Collaboreat
A mobile app that helps groups decide where to eat by reducing choice overload and helping them reach a fair decision faster.
Technologies Used
You’re in a new place with a group, trying to decide where to eat. Everyone has different preferences, and what should be simple turns into endless scrolling and conflicting opinions. Platforms like Yelp and Google Reviews are designed to maximize engagement, not help you decide. They rank by popularity and ratings, introducing bias and offering no meaningful way for groups to collaboratively narrow choices down together.
As part of a grant-funded research project at Lehigh University, we designed and built a mobile app in React Native and Firebase around three core systems: a group preference form to capture needs like budget, distance, and dietary restrictions; a fuzzy logic filtering algorithm to reduce popularity and review bias by scoring restaurants against the group's stated preferences rather than crowd-sourced rankings; and a pass-the-phone anonymous voting flow where each member independently weighs in on the shortlist, guiding the group toward a decision that balances individual preferences with overall satisfaction.

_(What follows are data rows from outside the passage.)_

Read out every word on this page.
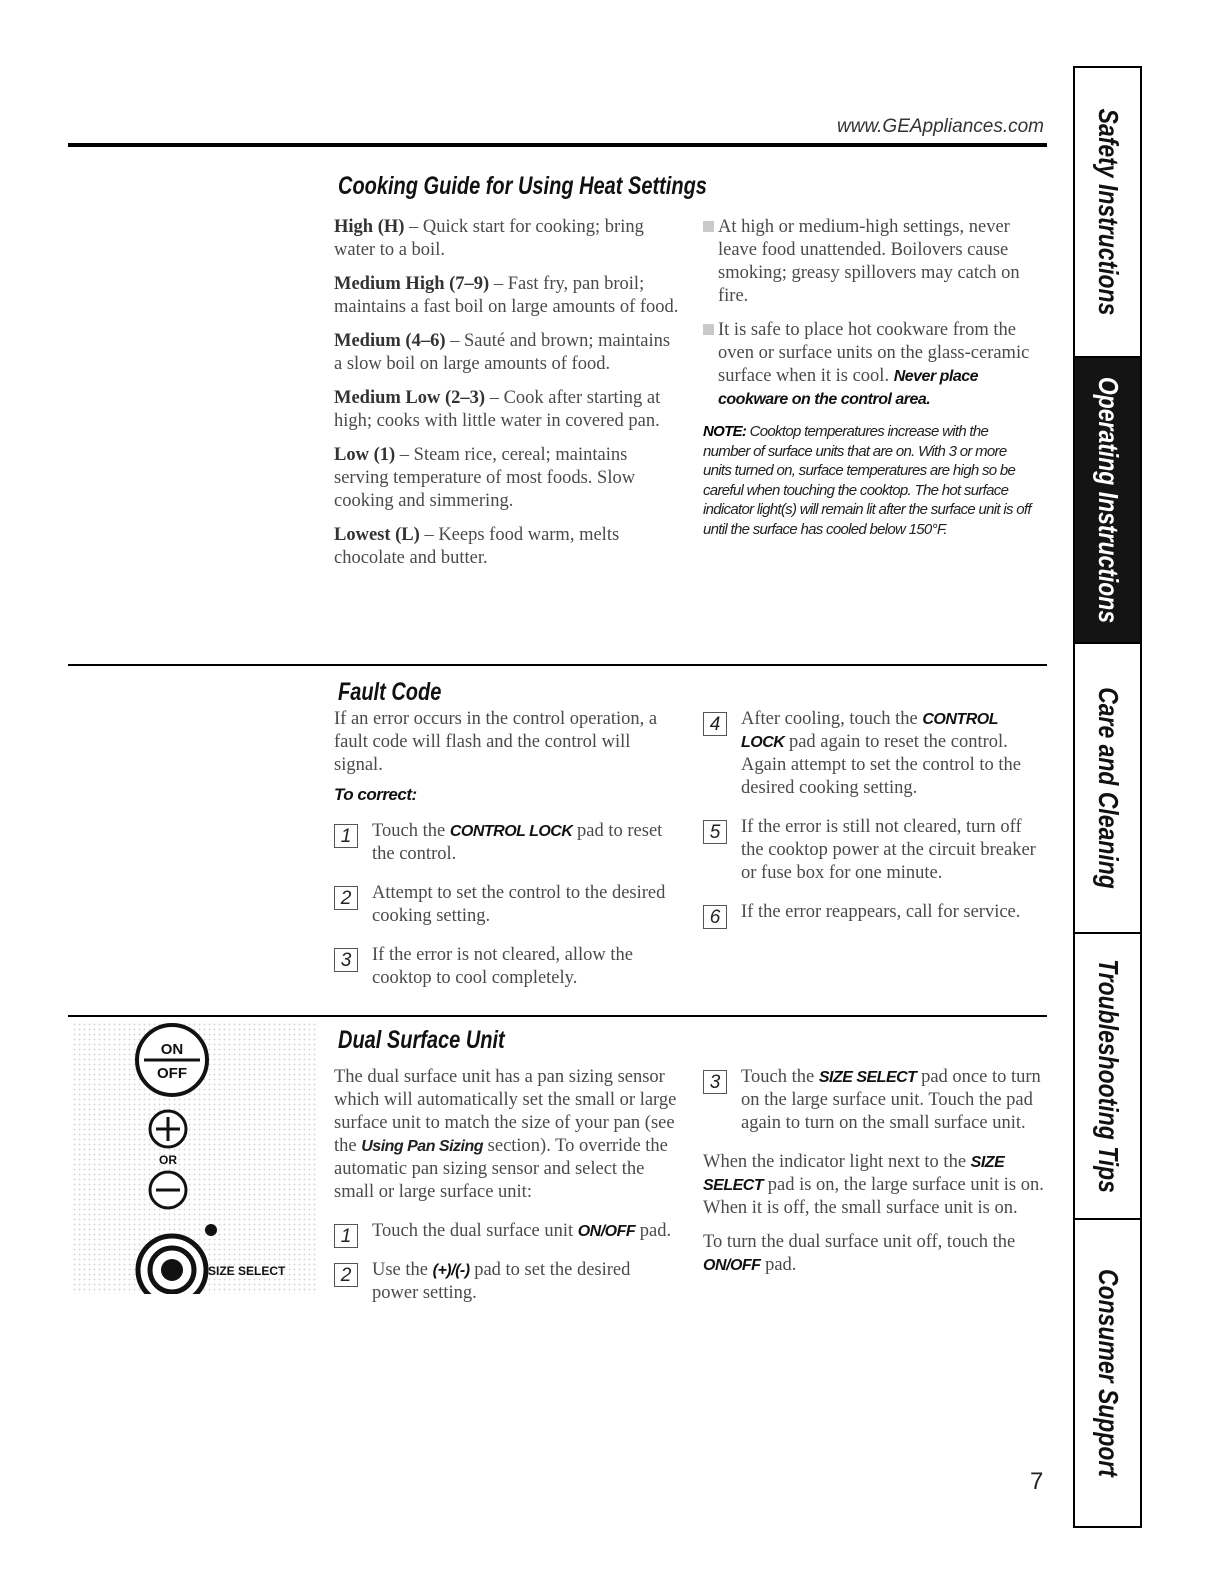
www.GEAppliances.com
Cooking Guide for Using Heat Settings

High (H) – Quick start for cooking; bring water to a boil.

Medium High (7–9) – Fast fry, pan broil; maintains a fast boil on large amounts of food.

Medium (4–6) – Sauté and brown; maintains a slow boil on large amounts of food.

Medium Low (2–3) – Cook after starting at high; cooks with little water in covered pan.

Low (1) – Steam rice, cereal; maintains serving temperature of most foods. Slow cooking and simmering.

Lowest (L) – Keeps food warm, melts chocolate and butter.

At high or medium-high settings, never leave food unattended. Boilovers cause smoking; greasy spillovers may catch on fire.

It is safe to place hot cookware from the oven or surface units on the glass-ceramic surface when it is cool. Never place cookware on the control area.

NOTE: Cooktop temperatures increase with the number of surface units that are on. With 3 or more units turned on, surface temperatures are high so be careful when touching the cooktop. The hot surface indicator light(s) will remain lit after the surface unit is off until the surface has cooled below 150°F.

Fault Code

If an error occurs in the control operation, a fault code will flash and the control will signal.

To correct:
1	Touch the CONTROL LOCK pad to reset the control.
2	Attempt to set the control to the desired cooking setting.
3	If the error is not cleared, allow the cooktop to cool completely.
4	After cooling, touch the CONTROL LOCK pad again to reset the control. Again attempt to set the control to the desired cooking setting.
5	If the error is still not cleared, turn off the cooktop power at the circuit breaker or fuse box for one minute.
6	If the error reappears, call for service.
ON
OFF
OR
SIZE SELECT
Dual Surface Unit

The dual surface unit has a pan sizing sensor which will automatically set the small or large surface unit to match the size of your pan (see the Using Pan Sizing section). To override the automatic pan sizing sensor and select the small or large surface unit:

1	Touch the dual surface unit ON/OFF pad.
2	Use the (+)/(-) pad to set the desired power setting.
3	Touch the SIZE SELECT pad once to turn on the large surface unit. Touch the pad again to turn on the small surface unit.

When the indicator light next to the SIZE SELECT pad is on, the large surface unit is on. When it is off, the small surface unit is on.

To turn the dual surface unit off, touch the ON/OFF pad.

Safety Instructions
Operating Instructions
Care and Cleaning
Troubleshooting Tips
Consumer Support
7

Demo of the Collaboreat app, showing the group preference form, fuzzy logic filtering, and anonymous voting flow.
We conducted IRB-reviewed user testing with 30 groups across seven iterations of the app, which demonstrated measurable improvements in both decision time and user satisfaction with each version.
207
Restaurants
Bethlehem, PA case study dataset
30
Groups tested
Families of 2–5 participants touring Lehigh University.
7
App iterations
Design evolved from early drag-and-drop ranking to a faster interest-score model.
Findings were presented at the Lehigh CAS Research Symposium, demonstrating how recommendation systems can reduce bias and better support real-world group decision making.
Collaboreat research poster presented at the Lehigh University 2022 Undergraduate Research Symposium.